Nationally, consumer spending dropped 0.2 percent in June, the latest figures available by the U.S. Department of Commerce. Although the country technically emerged from the recession months ago, many people still talk — and act — as if it hasn't.
Lifting the sales tax has become a popular way for states to say they are spurring economic growth, helping consumers save money and promoting political goodwill. Even if the savings aren't as big as at a typical sale, many people like the idea of not paying taxes.
But the practice also raises questions about whether temporary tax cuts make good financial sense, especially when states are facing their own budgetary problems due to the sluggish economy.
"Public officials like to be able to say they are doing something to help," said Neil Bergsman, director of the Maryland Budget & Tax Policy Institute. "It seems to be very popular with politicians, but economists and public finance experts think it's silly."
Maryland's tax reprieve was made possible by legislation passed in 2007 that designates a sales tax holiday for a week in August.
The tax exemption, timed during the busy back-to-school shopping season, can be applied to clothing or footwear under $100. Accessories such as umbrellas, watches and sunglasses are excluded.
"It benefits the retail stores in Maryland, which provide 70 percent of the jobs," said state Comptroller Peter Franchot. "Most importantly, it helps the citizens, many who have been hammered by the recession, to get a little relief."
The state has estimated it could lose $10 million to $15 million during this year's tax vacation — a sum Franchot said is well worth it. "Our retailers have been so hurt by the ongoing recession that the $10 million we could lose in tax revenue is, in my opinion, more than paid off by shopping by consumers that week and return visits after that."
Critics say the costs of the tax holiday outweigh any benefits.
A weeklong tax vacation in 2001 cost the state about $5 million, according to a study by the comptroller's office. It is unclear how much was lost from last year's tax holiday, because the state didn't do such a study. Retailers don't have to report sales that aren't taxed, making the revenue loss difficult to track.
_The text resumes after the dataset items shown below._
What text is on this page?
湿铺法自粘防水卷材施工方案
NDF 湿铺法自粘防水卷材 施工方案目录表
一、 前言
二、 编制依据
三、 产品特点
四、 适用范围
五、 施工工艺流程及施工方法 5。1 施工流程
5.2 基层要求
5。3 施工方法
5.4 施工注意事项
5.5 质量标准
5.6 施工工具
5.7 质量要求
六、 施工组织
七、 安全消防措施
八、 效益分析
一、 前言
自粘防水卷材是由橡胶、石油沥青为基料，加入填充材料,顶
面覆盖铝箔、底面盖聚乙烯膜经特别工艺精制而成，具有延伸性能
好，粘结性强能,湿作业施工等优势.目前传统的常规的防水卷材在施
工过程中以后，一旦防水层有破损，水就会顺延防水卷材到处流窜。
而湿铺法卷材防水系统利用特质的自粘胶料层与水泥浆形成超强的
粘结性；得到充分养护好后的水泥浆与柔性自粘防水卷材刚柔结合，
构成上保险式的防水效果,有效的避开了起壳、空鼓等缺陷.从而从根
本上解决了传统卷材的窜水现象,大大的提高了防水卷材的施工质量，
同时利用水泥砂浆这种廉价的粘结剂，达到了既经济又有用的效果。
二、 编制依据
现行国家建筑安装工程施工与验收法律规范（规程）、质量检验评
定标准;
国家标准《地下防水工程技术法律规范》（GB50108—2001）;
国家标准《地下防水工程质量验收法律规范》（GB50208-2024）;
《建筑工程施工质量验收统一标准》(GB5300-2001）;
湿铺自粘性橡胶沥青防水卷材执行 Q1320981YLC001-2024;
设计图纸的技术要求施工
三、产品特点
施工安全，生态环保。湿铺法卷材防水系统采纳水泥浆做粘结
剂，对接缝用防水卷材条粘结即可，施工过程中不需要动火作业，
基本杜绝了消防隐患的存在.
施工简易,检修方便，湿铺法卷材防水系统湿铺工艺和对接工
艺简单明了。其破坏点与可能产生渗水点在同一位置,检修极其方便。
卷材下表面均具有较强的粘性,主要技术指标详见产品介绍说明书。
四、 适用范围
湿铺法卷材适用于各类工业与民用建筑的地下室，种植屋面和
Bergsman said the tax break affects the timing of purchases but not volume. Shoppers may just buy a week earlier then they intended. He argues that the money could be going to fund programs and that tax repeals are politically driven.
A study by the Tax Foundation, a conservative think tank based in Washington, said tax holidays don't provide any significant boost to the economy and don't offer much relief to consumers, especially the poor. The group says states should spend more time focusing on ways to provide permanent tax relief to constituents.
Some critics also say the savings from tax holidays may be more perceived than real. The Tax Foundation found that some retailers raise prices during the holiday so there really aren't much savings.
"What it does is it gives us the thrill of feeling like we're able to be a little naughty and get away with evading our tax legally for a week," Bergsman said.
Still, many Maryland retailers like the tax holidays and are planning their back-to-school promotions around that week. They say total sales for the back-to-school shopping period increase because of the tax-free period.
JCPenney will extend store hours for three days during the tax-break week and promote it through some of its advertising. The retailer will also offer its own bargains on top of the tax savings.